Although she danced with Jeanne Selby, manager of the building, at her 99th birthday, she enjoyed being serenaded at her most recent party instead.

“She shut me down,” McCann said of April asking her not to move around too much for fear of her safety. “I wanted to get up and dance.”

McCann said the key to a long life is walking. She would walk up flights of steps to her apartment when she was younger, and continues at her age to walk around the apartment building as much as she can. She never smoked, she never drank, she does not take any medication — and she never dyed her hair. She said she has strong lungs, and only remembers having gall bladder surgery.
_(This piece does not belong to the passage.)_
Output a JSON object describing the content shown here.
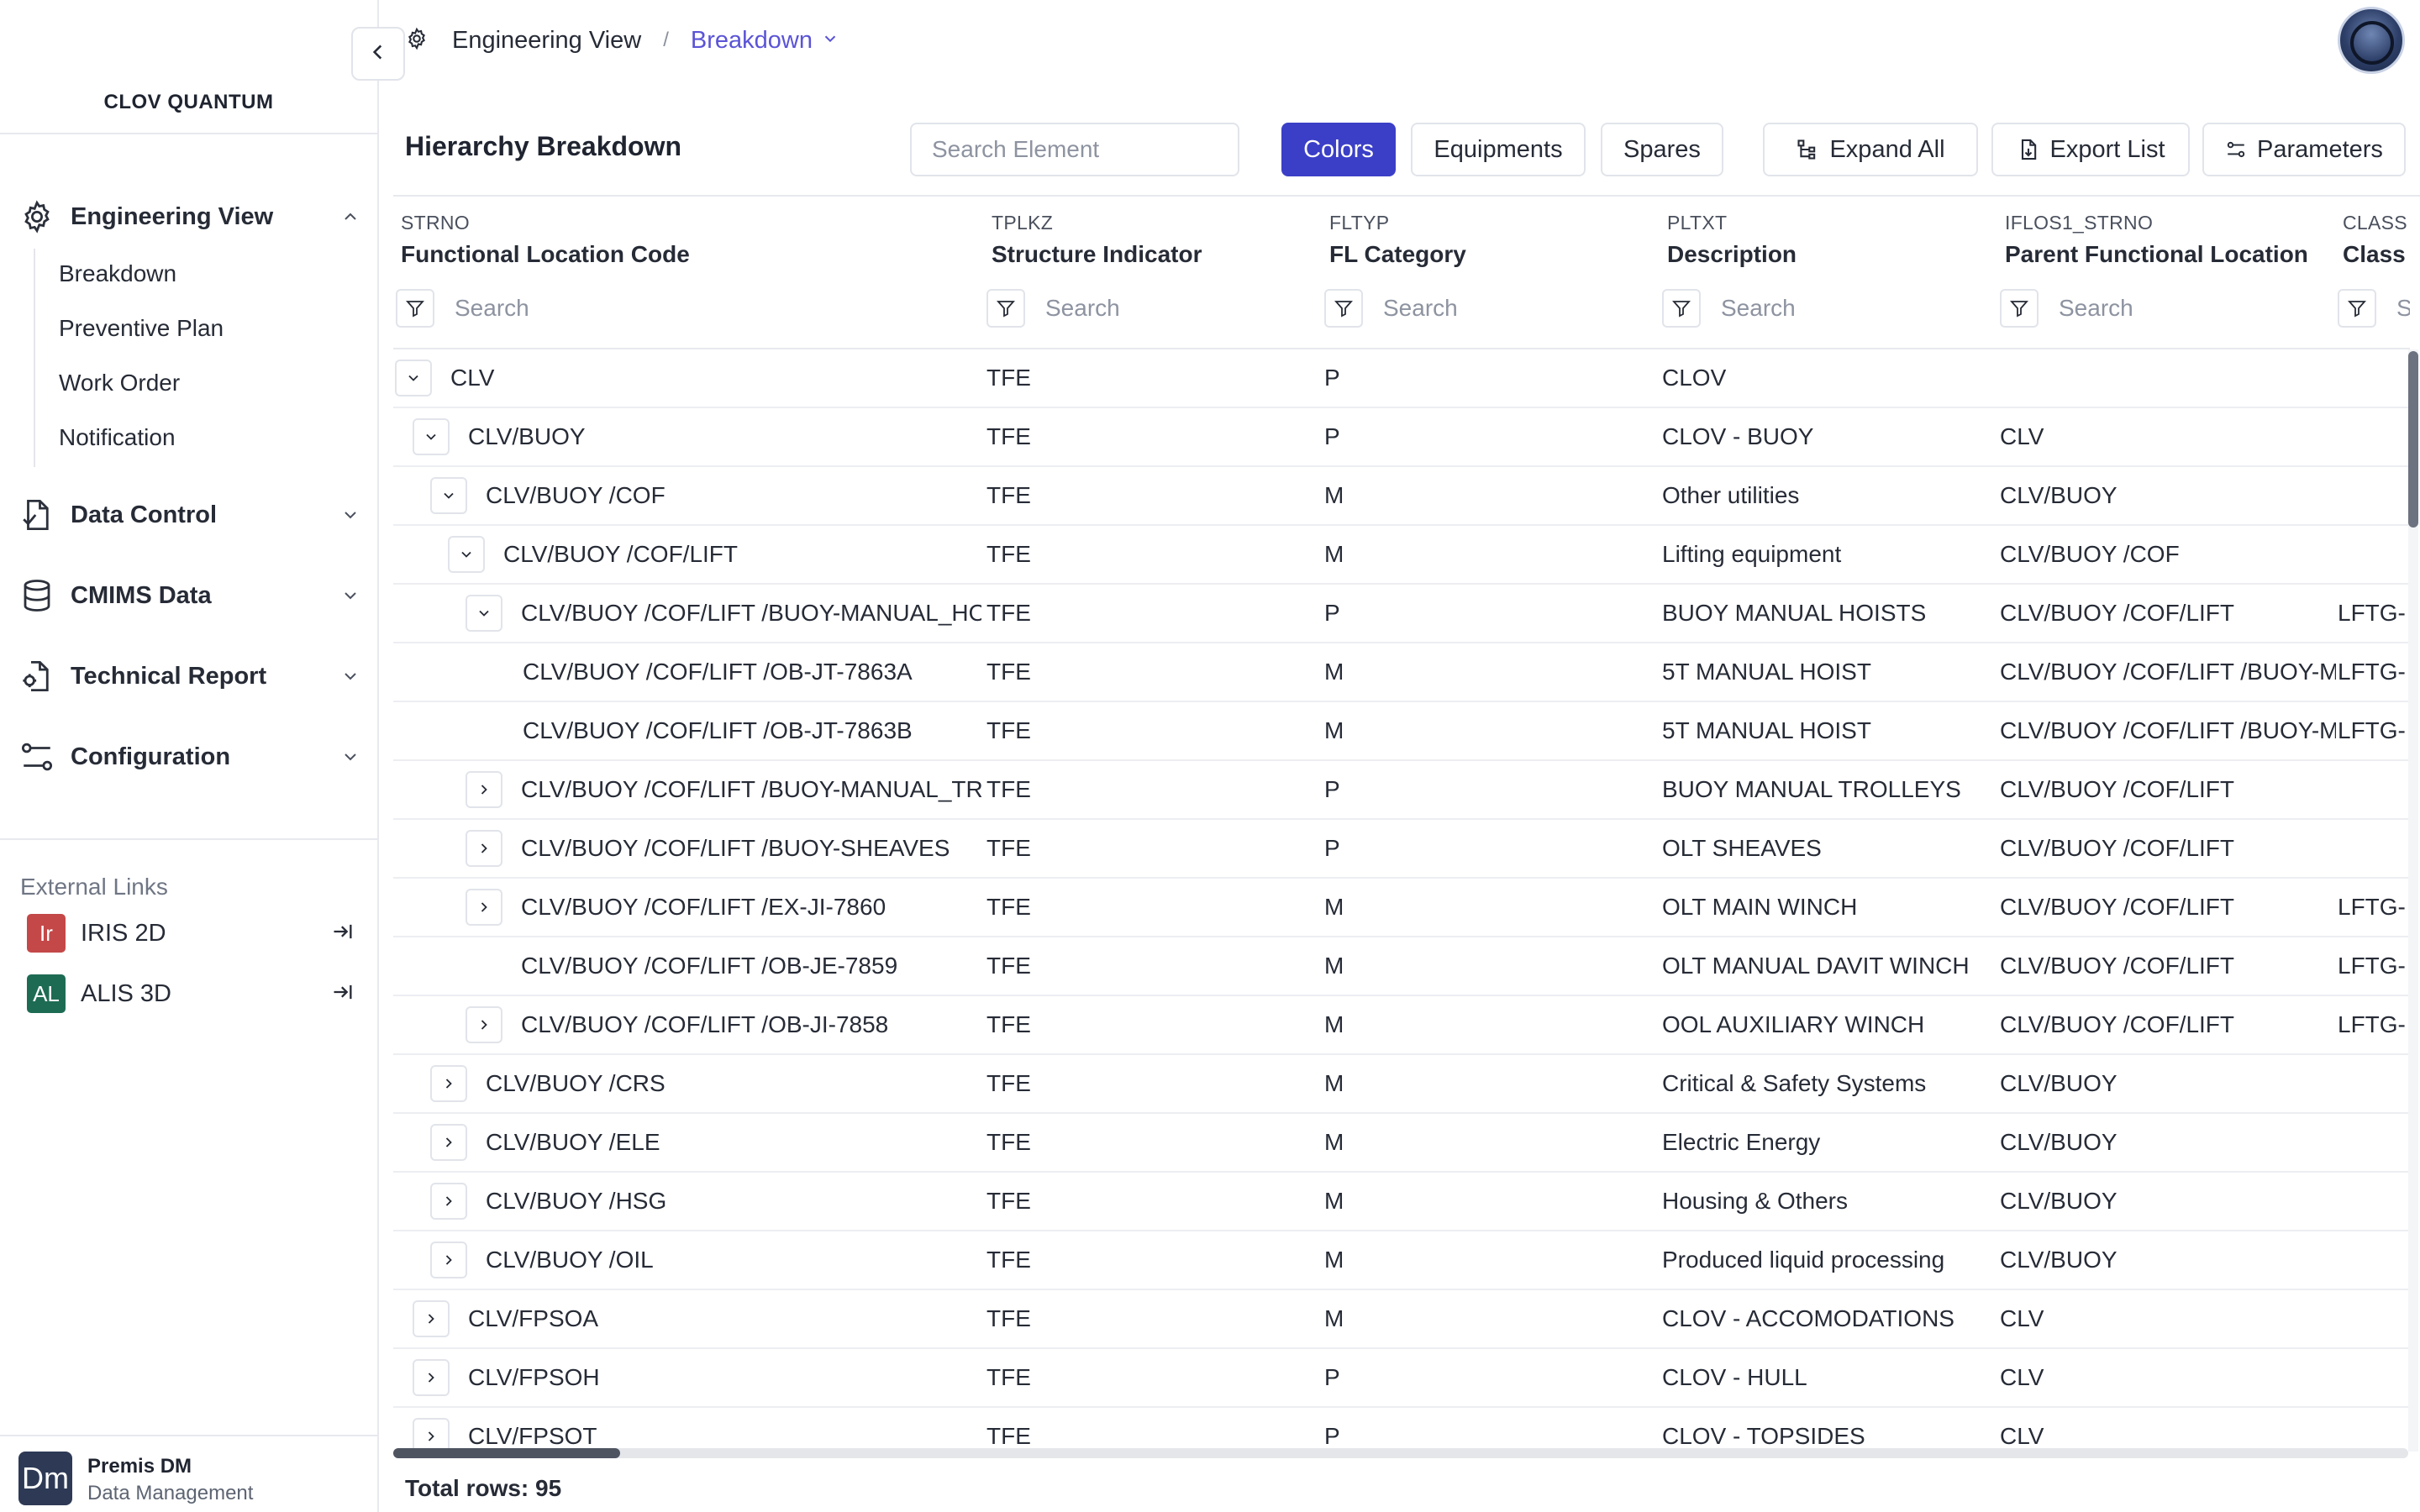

Although she has fallen a couple times, she said she has not broken any bones because she is made of “good Irish.”

“And it pays to say the Rosary,” she said.

She has also refused to wear hearing aids.

“If they want to talk about me, I won’t know it,” she explained.

McCann still keeps active, has a sense of humor and always smiles.

“My mother always told me my smile was going to get me in trouble,” she laughed. “It’s like a medicine, laughing at everybody.”

She also lives a life of compassion.

“When you see a war veteran outside, give them a dollar,” she said, thinking of her brothers who died during World War II. “Or, when you see a beggar, there’s something wrong.”

McCann noted a recent television segment in which women said they all wanted to live past 100.

“Then you better walk, right?” she advised. “When you live six flights up in a walk-up, that’s healthy.”